X Japan - Vanishing Vision review
|Release date:||April 1988|
01. Dear Loser
02. Vanishing Love
03. Phantom Of Guilt
04. Sadictic Desire
05. Give Me The Pleasure
06. I'll Kill You
As anyone who saw Sam Dunn's documentary "Global Metal" may know, X Japan, or X as they were then called, were treated as pariahs by the Japanese music establishment when they first emerged in the mid-1980s. Rumour has it some Tokyo bars even hung signs on their doors saying "No Yoshiki". This outsider status wasn't entirely unearned; they openly courted controversy with the sleeve of debut single I'll Kill You, which featured the faces of corpses photographed during the Vietnam War.
Their time as outsiders didn't last long, however. With Vanishing Vision, the band's second and final release on Yoshiki's own Extasy Records label, X Japan kicked open the doors that'd previously been bolted shut to them.
After a subdued instrumental intro, the album plunges straight in at the heavy end with the terrific "Vanishing Love", 6 minutes of honest-to-Moses speed metal. Heavy tracks dominate the opening two-thirds of the record, the only exception being "Give Me The Pleasure", the first instance of what became a hallmark of X Japan's albums; an odd, sometimes outright bizarre instrumental interlude, usually placed at the halfway point. In this case, we have Yoshiki putting on a demonic voice and reading a monologue whilst the band jams along to Taiji's slapped bassline.
At just 43 minutes, Vanishing Vision is uncharacteristically short for an X Japan album, more than likely due to the constraints of the 12-inch vinyl format.
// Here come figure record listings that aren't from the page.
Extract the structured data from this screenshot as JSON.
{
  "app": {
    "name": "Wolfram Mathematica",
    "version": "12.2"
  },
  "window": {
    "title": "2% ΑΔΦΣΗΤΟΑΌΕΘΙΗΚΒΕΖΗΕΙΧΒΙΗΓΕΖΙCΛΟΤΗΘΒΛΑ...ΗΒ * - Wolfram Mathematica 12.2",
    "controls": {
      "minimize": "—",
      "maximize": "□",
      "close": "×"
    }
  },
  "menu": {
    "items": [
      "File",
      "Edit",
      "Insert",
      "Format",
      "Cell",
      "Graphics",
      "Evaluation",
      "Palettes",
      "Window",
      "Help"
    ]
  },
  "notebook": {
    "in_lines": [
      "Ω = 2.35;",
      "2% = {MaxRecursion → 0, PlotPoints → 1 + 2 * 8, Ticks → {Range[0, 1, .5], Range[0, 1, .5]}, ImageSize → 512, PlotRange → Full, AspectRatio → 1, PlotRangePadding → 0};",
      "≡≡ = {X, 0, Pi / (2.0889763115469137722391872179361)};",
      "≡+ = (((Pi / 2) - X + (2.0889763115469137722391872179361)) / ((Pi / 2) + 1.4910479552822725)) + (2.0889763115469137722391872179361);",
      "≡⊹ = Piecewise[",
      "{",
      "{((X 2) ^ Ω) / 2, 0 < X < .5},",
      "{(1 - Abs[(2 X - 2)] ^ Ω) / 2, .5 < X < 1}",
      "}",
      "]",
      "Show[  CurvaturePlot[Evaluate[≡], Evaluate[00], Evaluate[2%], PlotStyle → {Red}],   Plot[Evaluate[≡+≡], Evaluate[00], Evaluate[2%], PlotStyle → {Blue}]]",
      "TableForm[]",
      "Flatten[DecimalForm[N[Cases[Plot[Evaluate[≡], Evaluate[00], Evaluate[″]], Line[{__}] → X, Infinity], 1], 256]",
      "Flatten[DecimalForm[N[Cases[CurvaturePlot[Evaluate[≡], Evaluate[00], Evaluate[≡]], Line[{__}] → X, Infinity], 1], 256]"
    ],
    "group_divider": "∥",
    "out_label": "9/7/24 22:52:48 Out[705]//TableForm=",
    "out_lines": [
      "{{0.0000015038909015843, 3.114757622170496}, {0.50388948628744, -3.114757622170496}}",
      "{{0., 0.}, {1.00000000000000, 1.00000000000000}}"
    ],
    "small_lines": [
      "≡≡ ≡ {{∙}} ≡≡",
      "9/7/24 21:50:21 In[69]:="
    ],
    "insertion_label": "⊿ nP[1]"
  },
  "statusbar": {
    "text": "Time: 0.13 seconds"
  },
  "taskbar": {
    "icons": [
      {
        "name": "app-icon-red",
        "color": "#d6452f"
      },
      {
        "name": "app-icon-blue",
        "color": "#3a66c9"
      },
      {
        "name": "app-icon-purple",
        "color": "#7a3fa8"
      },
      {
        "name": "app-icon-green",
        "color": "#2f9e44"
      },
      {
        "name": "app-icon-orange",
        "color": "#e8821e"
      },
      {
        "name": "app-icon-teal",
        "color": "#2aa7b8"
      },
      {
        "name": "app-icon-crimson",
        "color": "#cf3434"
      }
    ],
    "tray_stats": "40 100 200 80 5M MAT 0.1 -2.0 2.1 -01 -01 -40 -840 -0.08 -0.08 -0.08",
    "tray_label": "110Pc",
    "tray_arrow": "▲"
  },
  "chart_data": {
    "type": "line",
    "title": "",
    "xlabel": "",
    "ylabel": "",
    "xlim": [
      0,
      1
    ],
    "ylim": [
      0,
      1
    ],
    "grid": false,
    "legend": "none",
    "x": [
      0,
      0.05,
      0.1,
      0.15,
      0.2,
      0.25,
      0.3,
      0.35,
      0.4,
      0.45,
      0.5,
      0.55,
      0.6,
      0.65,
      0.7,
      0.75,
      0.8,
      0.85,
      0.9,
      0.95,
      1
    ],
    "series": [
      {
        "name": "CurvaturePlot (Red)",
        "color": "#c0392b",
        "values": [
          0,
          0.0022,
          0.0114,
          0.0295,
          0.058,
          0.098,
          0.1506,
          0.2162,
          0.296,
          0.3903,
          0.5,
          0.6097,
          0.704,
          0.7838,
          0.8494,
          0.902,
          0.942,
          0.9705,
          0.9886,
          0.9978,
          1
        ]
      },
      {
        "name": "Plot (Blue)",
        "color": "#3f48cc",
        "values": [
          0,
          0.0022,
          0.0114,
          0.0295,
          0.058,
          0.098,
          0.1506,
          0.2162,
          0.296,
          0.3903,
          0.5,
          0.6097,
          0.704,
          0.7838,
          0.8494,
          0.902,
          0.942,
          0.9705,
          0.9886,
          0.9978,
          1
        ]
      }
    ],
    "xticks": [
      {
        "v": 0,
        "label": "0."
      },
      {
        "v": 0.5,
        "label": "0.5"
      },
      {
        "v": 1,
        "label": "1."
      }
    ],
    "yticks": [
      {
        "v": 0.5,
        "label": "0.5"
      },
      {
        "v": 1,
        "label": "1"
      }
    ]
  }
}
Nevertheless, this restrictive canvas didn't prevent the guys from including two of their trademark - some might even say obligatory - ballads. The first, the sprawling 9-minute "Alive", is an unusually muddled affair by Yoshiki's standards. The far tighter "Kurenai", another of album's highlight, makes up some of the lost ground, and Vanishing Vision ends on a high (or at least it should've done).
Instead, by way of an outro, we get "Unfinished"; a would-be ballad that cuts out after just 90 seconds. Whether it was due to limited vinyl space, a lack of studio time, a sudden power cut, or just Yoshiki and friends taking the piss, we'll probably never know.
Those looking for a definitive introduction to X Japan might want to skip ahead to Blue Blood before attempting Vanishing Vision, lest any of the more underwhelming tracks put you off going further. Not that this is one for fanboys and completists only - it's just not quite as good as the follow-up.
Still, despite its imperfections, this was, is and remains a very promising debut.